И теперь я так живу; скажем, облачения и алтарь я после каждой службы убираю, даже если между службами Выноса Плащаницы и Погребения остаются какие-нибудь полтора часа, все складываю. Именно на том основании, что в момент, когда что-то кончено, оно должно быть так закончено, как будто, с одной стороны, ничего и не случалось, а с другой стороны - все можно начать снова: это так помогает жить! С вечера, например, меня научили все приготовлять на завтра. Мой отец говорил: мне жить хорошо, потому что у меня есть слуга Борис, который вечером все сделает, сложит, башмаки вычистит, все приготовит, а утром Борис Эдуардович встанет - ему делать нечего.
- А маленьким вас баловали?
- Ласково относились, но не баловали - в том смысле, что это не шло за счет порядка, дисциплины или воспитания. Кроме того, меня научили с самого детства ценить маленькие, мелкие вещи; а уж когда началась эмиграция, тогда сугубо ценить, скажем, один какой-то предмет; одна какая-нибудь вещица - это было чудо, это была радость, и это можно было ценить годами. Скажем, какой-нибудь оловянный солдатик или какая-нибудь книга - с ними жили месяцами, иногда годами, и за это я очень благодарен, потому что я умею радоваться на самую мелкую вещь в момент, когда она приходит, и не обесценивать ее никогда. Подарки делали, но не топили в подарках даже тогда, когда была возможность, так что глаза не разбегались, чтобы можно было радоваться на одну вещь. На Рождество однажды я получил в подарок - до сих пор его помню - маленький русский трехцветный флаг, шелковый; и я с этим флагом настолько носился, до сих пор как-то чувствую его под рукой, когда я его гладил, этот самый шелк, его трехцветный состав. Мне тогда объяснили, что это значит, что это наш русский флаг: русские снега, русские моря, русская кровь, - и это так и осталось у меня: белоснежность снегов, голубизна вод и русская кровь.

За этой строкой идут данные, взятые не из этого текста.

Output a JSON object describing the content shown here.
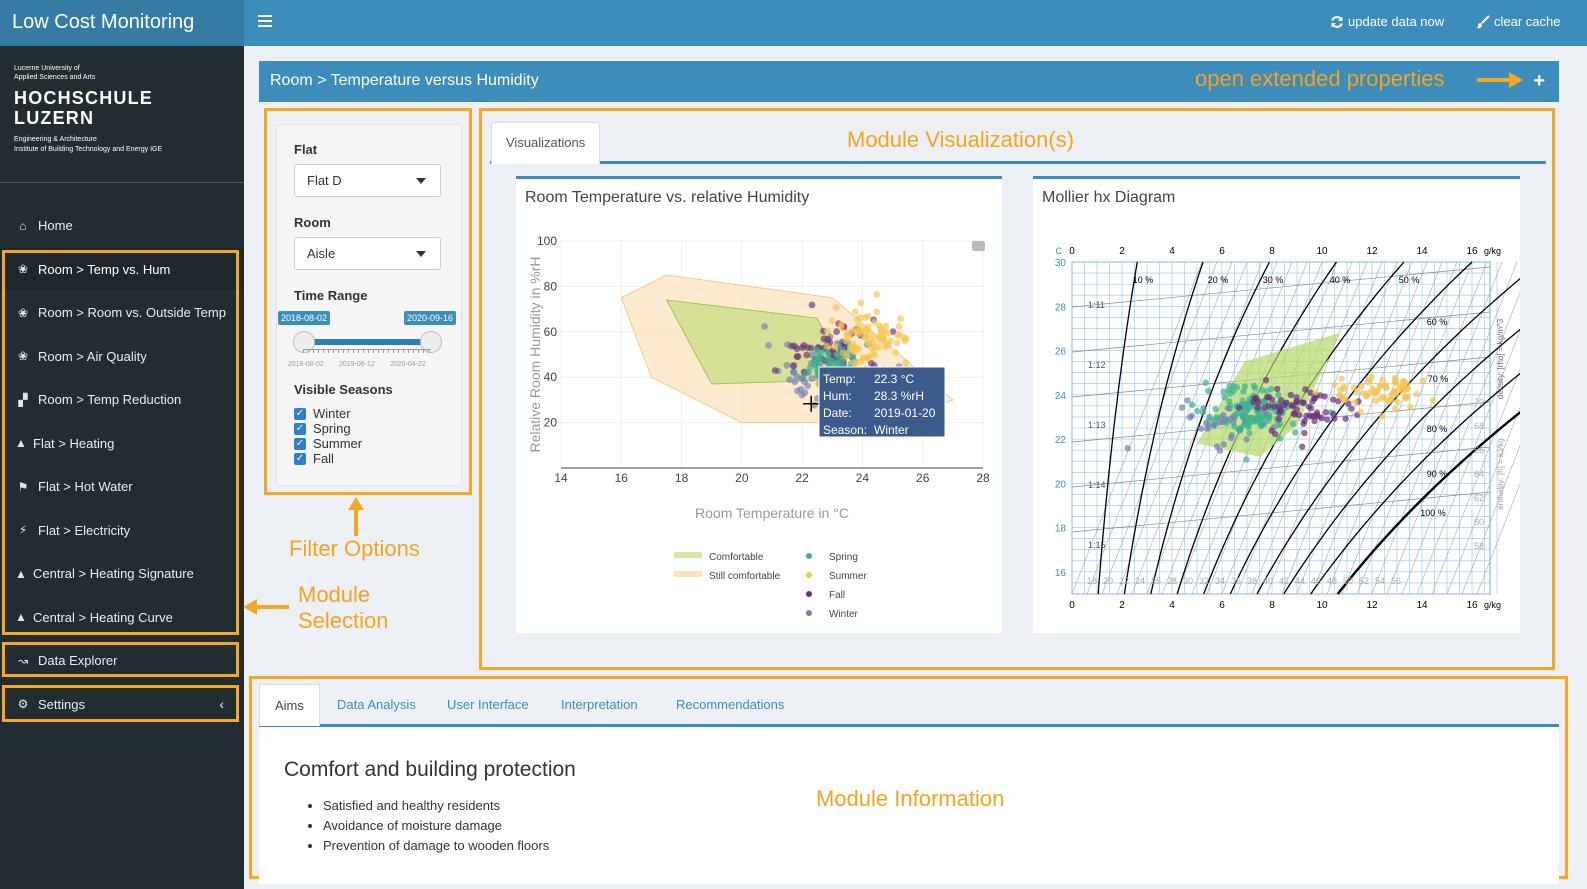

Во Франции, когда мы попали туда с родителями, довольно-таки туго было жить. Моя мать работала, она знала языки, а жили очень розно, в частности все в разных концах города. Меня отдали живущим в очень, я бы сказал, трудную школу; это была школа за окраиной Парижа, в трущобах, куда ночью, начиная с сумерек, и полиция не ходила, потому что там резали. И конечно, мальчишки, которые были в школе, были оттуда, и мне это далось вначале чрезвычайно трудно; я просто не умел тогда драться и не умел быть битым. Били меня беспощадно - вообще считалось нормальной вещью, что новичка в течение первого года избивали, пока не научится защищаться. Поэтому вас могли избить до того, что в больницу увезут, перед глазами преподавателя. Помню, я раз из толпы рванулся, бросился к преподавателю, вопия о защите, он просто ногой меня оттолкнул и сказал: не жалуйся! А ночью, например, запрещалось ходить в уборную, потому что это мешало спать надзирателю. И надо было бесшумно сползти с кровати, проползти под остальными кроватями до двери, умудриться бесшумно отворить дверь - и т. д.; за это бил уже сам надзиратель.